Selemawi M. kam 2018 als Flüchtling nach Deutschland. Seine Flucht war von Unsicherheit geprägt. Ein sehr persönlicher Rückblick.

Mai 2019: Vom UNHCR aus Libyen evakuierte Flüchtlinge bauen ihre neuen Unterkünfte auf. Das UNHCR hatte zahlreiche Flüchtlinge aus dem politisch instabilen Libyen evakuiert, um sie in Niger in Sicherheit zu bringen. (© picture-alliance/dpa, Esma Cakir)

Warum sind Sie aus Eritrea geflüchtet?

In Eritrea gibt es keine Menschenrechte, sie werden immer wieder verletzt. Leute kommen in die Schule und nehmen dich mit zum sogenannten Nationaldienst. Dann hast du keine Möglichkeit, weiter zur Schule zu gehen.

War Europa von Anfang an das Ziel, als Sie sich entschieden haben zu fliehen?

Am Anfang habe ich kein Ziel gehabt, also wusste ich auch nicht, dass ich nach Europa gehen oder dort landen werde. An erster Stelle stand für mich die Flucht aus Interner Link: Eritrea.
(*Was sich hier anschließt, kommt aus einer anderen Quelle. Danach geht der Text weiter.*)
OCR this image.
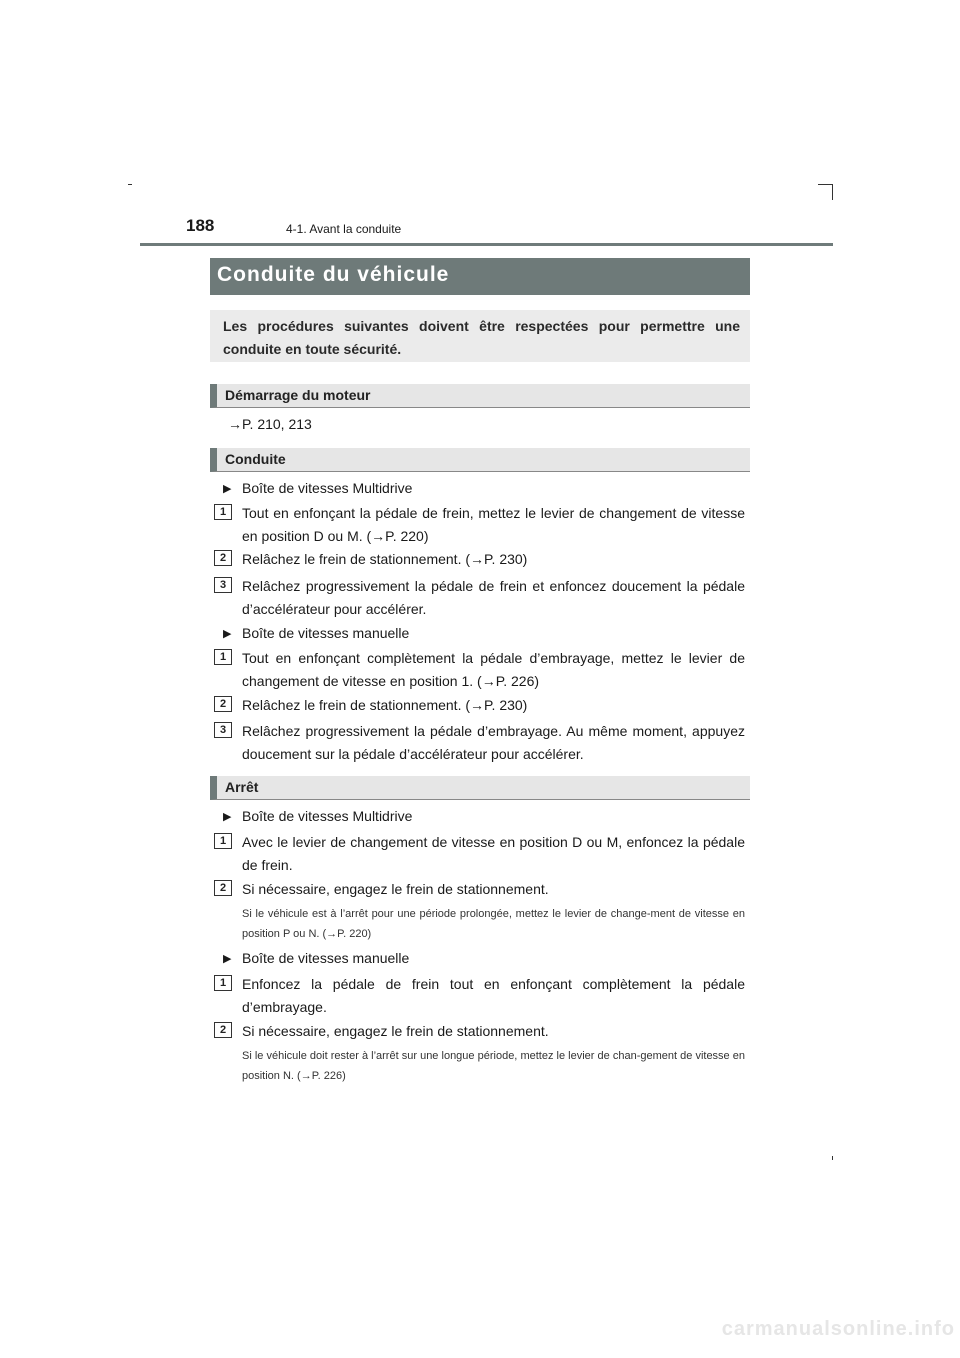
188	4-1. Avant la conduite
Conduite du véhicule
Les procédures suivantes doivent être respectées pour permettre une conduite en toute sécurité.
Démarrage du moteur
→P. 210, 213
Conduite
▶ Boîte de vitesses Multidrive
1	Tout en enfonçant la pédale de frein, mettez le levier de changement de vitesse en position D ou M. (→P. 220)
2	Relâchez le frein de stationnement. (→P. 230)
3	Relâchez progressivement la pédale de frein et enfoncez doucement la pédale d’accélérateur pour accélérer.
▶ Boîte de vitesses manuelle
1	Tout en enfonçant complètement la pédale d’embrayage, mettez le levier de changement de vitesse en position 1. (→P. 226)
2	Relâchez le frein de stationnement. (→P. 230)
3	Relâchez progressivement la pédale d’embrayage. Au même moment, appuyez doucement sur la pédale d’accélérateur pour accélérer.
Arrêt
▶ Boîte de vitesses Multidrive
1	Avec le levier de changement de vitesse en position D ou M, enfoncez la pédale de frein.
2	Si nécessaire, engagez le frein de stationnement.
Si le véhicule est à l’arrêt pour une période prolongée, mettez le levier de change-ment de vitesse en position P ou N. (→P. 220)
▶ Boîte de vitesses manuelle
1	Enfoncez la pédale de frein tout en enfonçant complètement la pédale d’embrayage.
2	Si nécessaire, engagez le frein de stationnement.
Si le véhicule doit rester à l’arrêt sur une longue période, mettez le levier de chan-gement de vitesse en position N. (→P. 226)
carmanualsonline.info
Erst in Äthiopien habe ich mir überlegt, wo ich in Frieden leben kann und mich entschieden, nach Europa zu gehen.

Welche Länder haben Sie auf dem Weg nach Europa durchquert und wie haben Sie den Weg zurückgelegt?

Von Eritrea bin ich zu Fuß nach Äthiopien gelaufen. Von dort aus bin ich in den Sudan gekommen, teils mit dem Auto, teils zu Fuß. Weiter ging es mit dem Auto nach Libyen. Von dort aus bin ich mit dem Flugzeug nach Niger gekommen und später auch nach Deutschland.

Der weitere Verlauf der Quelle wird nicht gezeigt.